“Daddy can look after himself. Okay?”
The boy looked at his mother’s face, a drizzle of hair falling over her right eye, and nodded.
“Will I need a suitcase?”
“I’ve already packed,” his mother said quickly.
The boy allowed himself to be lifted into his mother’s arms and wrapped his hands around her neck. She smelled sweet, like peppermint, and he buried his face in her hair.
“When we walk down the stairs,” she said, “you have to be extra quiet. Think you can manage that?”
The boy nodded, sensing his mother’s discomfort. He had a dozen questions he wanted to ask, and sensed a dozen more piling up behind, but the darkness, and his mother’s suspicion of it, had left him feeling disoriented. He clung tighter to his mother’s neck, infected with the same slow-burning dread.
“One more thing,” his mother said as she carried him out of the bedroom and across the landing. “I want you to close your eyes. Real tight, like you’re wishing for something good. Okay? You have to keep them closed till we’re sitting in Jasper’s truck.”
The boy suddenly felt sick and started to whimper.
“It’s just closing your eyes,” she whispered. “Like you’re still fast asleep. You can do that, can’t you?”
“I guess so,” the boy said, and shut his eyes as tightly as he could.
He felt his mother slowly descend the stairs. There were thirteen of them; he knew that, because he counted them, up and down, to make sure the house always stayed the same height. He counted them in his head, listening to his mother’s breathing. Wondering if Daddy was asleep.
His mother reached the bottom of the stairs and walked unsteadily towards the front door.
“Keep those eyes closed, sweetie.”
He heard his mother open the front door and felt a cold draft of air muscle its way through the house. He opened his eyes. He saw the parquet floor of the hall leading to the kitchen. A light was on; it flickered as though the bulb had been dislodged. Daddy was lying on the floor with his head hanging over the threshold. The kitchen tiles and the door and Daddy’s face were red. There was a hole where his left eye used to be.

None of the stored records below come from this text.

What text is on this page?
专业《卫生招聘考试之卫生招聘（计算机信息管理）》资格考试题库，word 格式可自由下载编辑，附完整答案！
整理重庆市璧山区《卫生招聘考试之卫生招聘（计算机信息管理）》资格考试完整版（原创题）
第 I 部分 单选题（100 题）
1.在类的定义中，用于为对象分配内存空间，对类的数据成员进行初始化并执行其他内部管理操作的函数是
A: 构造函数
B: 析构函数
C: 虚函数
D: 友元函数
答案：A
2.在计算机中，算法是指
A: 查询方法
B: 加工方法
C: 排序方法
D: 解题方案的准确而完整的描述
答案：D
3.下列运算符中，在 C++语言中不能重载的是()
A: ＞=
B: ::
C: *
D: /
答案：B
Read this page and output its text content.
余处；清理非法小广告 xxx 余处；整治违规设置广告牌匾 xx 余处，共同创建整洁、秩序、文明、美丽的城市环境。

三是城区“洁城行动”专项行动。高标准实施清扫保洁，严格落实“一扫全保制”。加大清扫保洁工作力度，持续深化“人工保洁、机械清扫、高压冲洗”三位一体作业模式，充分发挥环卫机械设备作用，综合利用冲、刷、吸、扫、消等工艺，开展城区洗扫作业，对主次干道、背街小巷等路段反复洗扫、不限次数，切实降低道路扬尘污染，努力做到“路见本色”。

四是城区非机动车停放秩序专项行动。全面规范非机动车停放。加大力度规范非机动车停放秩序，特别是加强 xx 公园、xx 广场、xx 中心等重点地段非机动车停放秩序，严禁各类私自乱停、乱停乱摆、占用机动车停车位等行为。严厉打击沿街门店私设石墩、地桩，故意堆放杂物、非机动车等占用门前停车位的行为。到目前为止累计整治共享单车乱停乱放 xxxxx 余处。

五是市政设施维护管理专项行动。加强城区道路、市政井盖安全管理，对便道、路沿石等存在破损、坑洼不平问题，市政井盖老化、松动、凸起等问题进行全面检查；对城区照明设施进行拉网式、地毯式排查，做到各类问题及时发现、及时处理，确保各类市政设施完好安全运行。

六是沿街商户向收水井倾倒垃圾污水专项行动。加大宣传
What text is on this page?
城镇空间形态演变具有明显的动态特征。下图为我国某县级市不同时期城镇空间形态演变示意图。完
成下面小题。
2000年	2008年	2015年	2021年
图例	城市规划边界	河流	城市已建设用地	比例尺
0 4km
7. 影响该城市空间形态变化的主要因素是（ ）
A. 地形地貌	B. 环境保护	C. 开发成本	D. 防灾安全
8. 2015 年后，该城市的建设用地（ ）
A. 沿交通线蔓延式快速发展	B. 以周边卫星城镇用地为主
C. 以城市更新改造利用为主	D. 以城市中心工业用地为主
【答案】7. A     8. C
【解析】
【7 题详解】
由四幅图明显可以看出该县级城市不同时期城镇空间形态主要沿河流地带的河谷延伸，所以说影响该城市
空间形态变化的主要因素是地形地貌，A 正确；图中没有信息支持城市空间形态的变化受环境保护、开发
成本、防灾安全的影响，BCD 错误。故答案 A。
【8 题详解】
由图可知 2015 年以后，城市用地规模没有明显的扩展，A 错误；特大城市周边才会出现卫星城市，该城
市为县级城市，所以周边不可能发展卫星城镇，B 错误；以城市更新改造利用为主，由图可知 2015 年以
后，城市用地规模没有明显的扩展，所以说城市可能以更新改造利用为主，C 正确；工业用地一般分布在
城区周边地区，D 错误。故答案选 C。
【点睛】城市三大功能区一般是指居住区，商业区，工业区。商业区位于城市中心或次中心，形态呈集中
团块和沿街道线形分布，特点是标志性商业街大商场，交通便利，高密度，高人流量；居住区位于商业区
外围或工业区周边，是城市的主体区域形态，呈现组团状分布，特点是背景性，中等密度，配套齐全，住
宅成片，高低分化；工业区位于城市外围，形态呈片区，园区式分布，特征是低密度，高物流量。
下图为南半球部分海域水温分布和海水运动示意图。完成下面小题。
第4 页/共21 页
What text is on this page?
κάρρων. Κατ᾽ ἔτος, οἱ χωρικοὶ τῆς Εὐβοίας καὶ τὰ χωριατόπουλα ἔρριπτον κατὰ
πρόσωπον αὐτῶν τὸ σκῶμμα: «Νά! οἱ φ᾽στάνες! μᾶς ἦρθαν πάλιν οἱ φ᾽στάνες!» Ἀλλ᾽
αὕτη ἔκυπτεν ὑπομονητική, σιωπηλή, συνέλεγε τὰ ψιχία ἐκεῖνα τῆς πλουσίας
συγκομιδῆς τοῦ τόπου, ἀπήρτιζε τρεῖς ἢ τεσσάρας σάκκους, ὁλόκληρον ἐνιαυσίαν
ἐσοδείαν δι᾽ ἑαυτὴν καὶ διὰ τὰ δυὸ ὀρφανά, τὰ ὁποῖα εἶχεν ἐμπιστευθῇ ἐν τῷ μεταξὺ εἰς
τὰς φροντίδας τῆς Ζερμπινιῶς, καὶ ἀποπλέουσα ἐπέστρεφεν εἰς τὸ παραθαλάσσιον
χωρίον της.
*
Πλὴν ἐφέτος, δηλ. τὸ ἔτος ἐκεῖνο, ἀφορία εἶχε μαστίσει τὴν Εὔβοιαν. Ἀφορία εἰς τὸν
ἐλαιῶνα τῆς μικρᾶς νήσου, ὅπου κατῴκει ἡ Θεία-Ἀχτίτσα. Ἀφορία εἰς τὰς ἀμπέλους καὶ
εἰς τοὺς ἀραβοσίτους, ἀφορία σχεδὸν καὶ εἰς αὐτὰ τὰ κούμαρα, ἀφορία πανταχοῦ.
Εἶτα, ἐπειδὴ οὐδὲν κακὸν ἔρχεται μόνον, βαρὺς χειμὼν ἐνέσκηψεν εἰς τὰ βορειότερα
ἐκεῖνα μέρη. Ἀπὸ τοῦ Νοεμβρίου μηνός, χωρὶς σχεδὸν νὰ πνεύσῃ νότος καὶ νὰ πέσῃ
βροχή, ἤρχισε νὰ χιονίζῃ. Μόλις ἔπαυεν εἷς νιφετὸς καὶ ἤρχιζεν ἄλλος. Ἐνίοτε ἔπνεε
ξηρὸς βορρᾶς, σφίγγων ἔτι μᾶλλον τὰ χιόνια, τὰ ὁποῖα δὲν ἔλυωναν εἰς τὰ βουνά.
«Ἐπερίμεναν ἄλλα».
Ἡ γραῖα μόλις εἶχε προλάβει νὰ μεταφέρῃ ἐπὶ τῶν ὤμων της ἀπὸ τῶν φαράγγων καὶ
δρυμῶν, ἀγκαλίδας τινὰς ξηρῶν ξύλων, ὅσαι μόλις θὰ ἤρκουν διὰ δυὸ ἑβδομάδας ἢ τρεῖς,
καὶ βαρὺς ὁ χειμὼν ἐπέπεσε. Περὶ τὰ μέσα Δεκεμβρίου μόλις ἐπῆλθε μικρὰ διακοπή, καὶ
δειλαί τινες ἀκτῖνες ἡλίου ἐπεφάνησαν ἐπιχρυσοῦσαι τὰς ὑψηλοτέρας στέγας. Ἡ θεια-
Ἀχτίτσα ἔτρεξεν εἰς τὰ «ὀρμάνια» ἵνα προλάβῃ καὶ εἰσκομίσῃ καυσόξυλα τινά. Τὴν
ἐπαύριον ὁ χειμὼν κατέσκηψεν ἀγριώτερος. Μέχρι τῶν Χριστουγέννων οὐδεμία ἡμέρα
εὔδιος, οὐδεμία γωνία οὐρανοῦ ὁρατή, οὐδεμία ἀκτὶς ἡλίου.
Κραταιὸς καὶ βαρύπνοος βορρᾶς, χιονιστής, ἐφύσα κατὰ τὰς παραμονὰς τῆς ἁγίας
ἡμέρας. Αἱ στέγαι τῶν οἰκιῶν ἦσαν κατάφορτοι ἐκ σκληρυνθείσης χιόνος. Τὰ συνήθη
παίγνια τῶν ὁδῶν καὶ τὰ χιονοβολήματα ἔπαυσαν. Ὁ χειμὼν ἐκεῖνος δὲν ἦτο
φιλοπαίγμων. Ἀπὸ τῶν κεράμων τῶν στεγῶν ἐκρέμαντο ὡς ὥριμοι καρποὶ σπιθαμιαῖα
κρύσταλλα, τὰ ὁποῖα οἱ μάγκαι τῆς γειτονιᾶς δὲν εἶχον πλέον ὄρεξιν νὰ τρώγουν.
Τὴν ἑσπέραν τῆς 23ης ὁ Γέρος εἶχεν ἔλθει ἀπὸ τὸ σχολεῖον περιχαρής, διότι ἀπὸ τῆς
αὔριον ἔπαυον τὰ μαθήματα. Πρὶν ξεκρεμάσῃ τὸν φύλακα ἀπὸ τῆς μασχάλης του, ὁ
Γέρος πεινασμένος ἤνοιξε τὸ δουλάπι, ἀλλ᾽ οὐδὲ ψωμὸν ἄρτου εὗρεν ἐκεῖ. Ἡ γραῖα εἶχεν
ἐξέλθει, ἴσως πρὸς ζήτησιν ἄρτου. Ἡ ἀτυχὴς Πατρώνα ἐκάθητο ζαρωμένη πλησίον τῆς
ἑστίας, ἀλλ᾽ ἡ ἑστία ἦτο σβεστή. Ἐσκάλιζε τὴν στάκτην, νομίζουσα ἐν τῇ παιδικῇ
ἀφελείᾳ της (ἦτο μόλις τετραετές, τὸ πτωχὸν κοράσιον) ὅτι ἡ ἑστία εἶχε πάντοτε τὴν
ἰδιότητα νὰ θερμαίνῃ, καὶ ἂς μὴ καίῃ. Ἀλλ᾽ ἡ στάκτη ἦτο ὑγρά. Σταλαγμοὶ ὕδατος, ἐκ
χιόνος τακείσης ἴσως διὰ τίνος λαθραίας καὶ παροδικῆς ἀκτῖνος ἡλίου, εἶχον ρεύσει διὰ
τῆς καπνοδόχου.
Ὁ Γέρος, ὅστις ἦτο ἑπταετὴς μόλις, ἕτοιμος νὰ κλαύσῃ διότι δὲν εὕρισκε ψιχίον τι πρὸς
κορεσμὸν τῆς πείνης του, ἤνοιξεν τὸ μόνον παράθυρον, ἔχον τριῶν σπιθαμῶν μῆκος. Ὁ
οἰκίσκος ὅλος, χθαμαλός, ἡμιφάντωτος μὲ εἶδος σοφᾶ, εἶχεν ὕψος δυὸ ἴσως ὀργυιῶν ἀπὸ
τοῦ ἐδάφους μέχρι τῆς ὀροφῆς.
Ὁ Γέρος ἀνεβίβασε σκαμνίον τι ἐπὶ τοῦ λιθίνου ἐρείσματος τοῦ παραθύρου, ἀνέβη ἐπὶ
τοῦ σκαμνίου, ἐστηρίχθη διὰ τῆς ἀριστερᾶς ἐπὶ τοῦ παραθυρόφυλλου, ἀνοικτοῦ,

When the boy screamed, he realized that his mother was already out the door, running down the short path towards the road. He heard the rattle of Jasper’s truck and was distantly aware that his mother was shoehorning him into the narrow backseat. Jasper was urging her to get the damn kid buckled up.
He looked back at the house and stared down the hall, still screaming his lungs raw.
He was the only one who saw his father open his good eye and clumsily stagger to his feet.
* * *
Jimmy Hopewell’s left eye was burning. He reached a hand towards the socket and his fingers came away wet. Where his eye should have been there was only white-hot pain and an emptiness so deep it made him feel ill. He tried to remember what had happened, why he was lying in the muck of his own congealing blood, but the memory, like his sight, was unclear. He remembered the argument with Kate, the dark swirl of rage that had billowed out of him, the flash of his clenched fists, but what she had done to him after that, what she had done to his eye, for Christ’s sake, he was unable, or unwilling, to recall.
Another surge of nausea overcame him and he gratefully reached for the darkness, passing out moments before the pain became too much. When he regained consciousness, his world made even less sense than it had before. He could hear Billy screaming somewhere in the distance, and he felt a great swell of shame and anger at the thought of his son seeing him bleeding out on the floor like a slaughtered pig. The boy was screaming so hard it was difficult for Hopewell to focus. He tried to move his left arm, but it was numb from the shoulder down to the wrist and he could feel only the spidery advance of his fingers as they stirred in the oil of his own blood.
The boy was still screaming, and to Hopewell it sounded a little like his own voice raging against the pain in his head.